Quickly perusing some WAC/WID texts from different publishers, it seems that the answer to that question is 1) talk more generally about how writing happens in terms of genre or disciplinary conventions; 2) use readings that emerge from but are not for a discipline; or 3) both. For example, one text I looked at included Barbara Ehrenreich for Business and Economics and Mahatma Gandhi for Government and Political Science. I think it’s a bit of a stretch to imagine that either author was writing for either economists or political scientists. But what each author does is communicate disciplinary issues to a wider audience. And that’s a very good thing. After all, once students enter their disciplines and then their careers they will be called on to communicate issues from their field to other audiences all the time: clients, managers, marketers, grant committees, and more. I don’t know that the FYC classroom will ever be a perfect place to teach students how to write in their disciplines, since we’re compositionists and not physicists or sociologists or architects. But the FYC classroom is a great place to teach students that disciplines write in certain ways (and to have them think about how and why) and it’s a super great place to have them practice communicating complex ideas to a general audience.
That sense of communicating complex ideas to a general audience is very much at the heart of Emerging. And for that reason we always thought the book would be useful in some WAC/WID contexts.
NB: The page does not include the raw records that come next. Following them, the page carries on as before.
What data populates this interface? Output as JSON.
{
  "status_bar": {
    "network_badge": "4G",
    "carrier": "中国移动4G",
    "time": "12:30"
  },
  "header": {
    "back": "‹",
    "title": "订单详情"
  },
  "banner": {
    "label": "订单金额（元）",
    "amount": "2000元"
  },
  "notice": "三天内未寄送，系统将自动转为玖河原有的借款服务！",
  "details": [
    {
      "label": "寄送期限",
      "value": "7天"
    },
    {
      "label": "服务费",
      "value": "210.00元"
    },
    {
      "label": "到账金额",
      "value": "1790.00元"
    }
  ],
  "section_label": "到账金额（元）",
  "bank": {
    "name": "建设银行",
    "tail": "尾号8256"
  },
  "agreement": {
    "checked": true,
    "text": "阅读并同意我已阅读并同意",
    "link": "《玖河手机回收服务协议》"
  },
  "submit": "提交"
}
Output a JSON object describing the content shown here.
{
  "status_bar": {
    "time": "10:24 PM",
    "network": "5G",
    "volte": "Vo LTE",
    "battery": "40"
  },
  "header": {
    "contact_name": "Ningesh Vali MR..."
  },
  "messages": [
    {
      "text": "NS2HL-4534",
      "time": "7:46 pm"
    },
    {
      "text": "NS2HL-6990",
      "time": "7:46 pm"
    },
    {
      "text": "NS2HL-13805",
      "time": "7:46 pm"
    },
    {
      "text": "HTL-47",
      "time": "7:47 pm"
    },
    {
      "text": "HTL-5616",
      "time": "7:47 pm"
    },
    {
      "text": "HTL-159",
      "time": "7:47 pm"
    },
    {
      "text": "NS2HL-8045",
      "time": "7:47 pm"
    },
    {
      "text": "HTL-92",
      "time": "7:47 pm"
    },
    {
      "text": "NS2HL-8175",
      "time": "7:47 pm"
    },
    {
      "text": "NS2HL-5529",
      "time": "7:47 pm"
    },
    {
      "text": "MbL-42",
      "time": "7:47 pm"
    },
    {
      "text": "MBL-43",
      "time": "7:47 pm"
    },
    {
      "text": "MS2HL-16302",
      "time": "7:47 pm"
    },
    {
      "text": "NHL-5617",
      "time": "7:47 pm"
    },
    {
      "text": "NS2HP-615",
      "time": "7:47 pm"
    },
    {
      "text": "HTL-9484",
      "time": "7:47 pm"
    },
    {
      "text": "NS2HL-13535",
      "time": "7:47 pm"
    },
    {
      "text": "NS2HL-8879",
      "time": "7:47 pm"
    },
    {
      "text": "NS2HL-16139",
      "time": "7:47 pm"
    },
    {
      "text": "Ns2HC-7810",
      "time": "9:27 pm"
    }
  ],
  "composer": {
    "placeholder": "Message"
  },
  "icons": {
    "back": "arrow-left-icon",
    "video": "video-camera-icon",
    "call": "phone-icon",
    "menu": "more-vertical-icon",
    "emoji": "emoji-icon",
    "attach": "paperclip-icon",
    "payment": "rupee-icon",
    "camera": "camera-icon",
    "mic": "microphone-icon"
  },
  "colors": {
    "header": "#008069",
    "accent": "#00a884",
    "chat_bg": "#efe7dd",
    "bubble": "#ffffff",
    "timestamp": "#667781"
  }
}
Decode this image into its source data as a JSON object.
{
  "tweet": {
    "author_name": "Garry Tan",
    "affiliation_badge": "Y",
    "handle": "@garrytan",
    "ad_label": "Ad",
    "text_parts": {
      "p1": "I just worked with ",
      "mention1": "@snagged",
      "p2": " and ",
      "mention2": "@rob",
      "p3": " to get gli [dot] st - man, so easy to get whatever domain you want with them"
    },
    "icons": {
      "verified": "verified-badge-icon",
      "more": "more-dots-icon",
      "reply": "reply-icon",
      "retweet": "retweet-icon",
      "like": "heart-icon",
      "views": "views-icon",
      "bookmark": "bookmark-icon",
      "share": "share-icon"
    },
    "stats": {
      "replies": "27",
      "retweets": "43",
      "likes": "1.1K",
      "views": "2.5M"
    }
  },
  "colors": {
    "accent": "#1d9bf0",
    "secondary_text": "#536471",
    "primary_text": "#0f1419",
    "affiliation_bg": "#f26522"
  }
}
But of course that’s not immediately apparent when looking at the table of contents of Emerging, particularly since we chose to go with an alphabetical listing of authors. The text has always included a number of alternate means of thinking about, connecting, and organizing the readings—through tags and paired readings and a thematic table of contents—but in this edition we’re making the WAC/WID connection explicit with a table of contents that groups all of the readings into a series of disciplinary conversations, so that you can quickly see all of the readings that are from or deal with issues in a particular discipline.
Here’s a snapshot from the book:
I was actually wonderfully surprised to see the range of disciplines we cover in the book, especially since we didn’t set out to make anything like a WAC/WID reader. And yet we have series of readings from Art, Education, the Natural Sciences, the Social Sciences, and more. We end up representing a broad spectrum of disciplines. Of course, none of the readings is writing in the disciplines in the strictest sense, which is really to say writing for those in the discipline. But if you subscribe to a more generalized approach to WAC/WID, one in which you try to introduce students to conversations within disciplines and in which you give them practice joining those conversations and their attendant modes of thinking, then you might find Emerging useful. If nothing else, it’s another tool for thinking about how to organize the readings and your assignments. Of all the features we’ve added to the apparatus this time around, it’s one of my favorites. I hope you will enjoy it.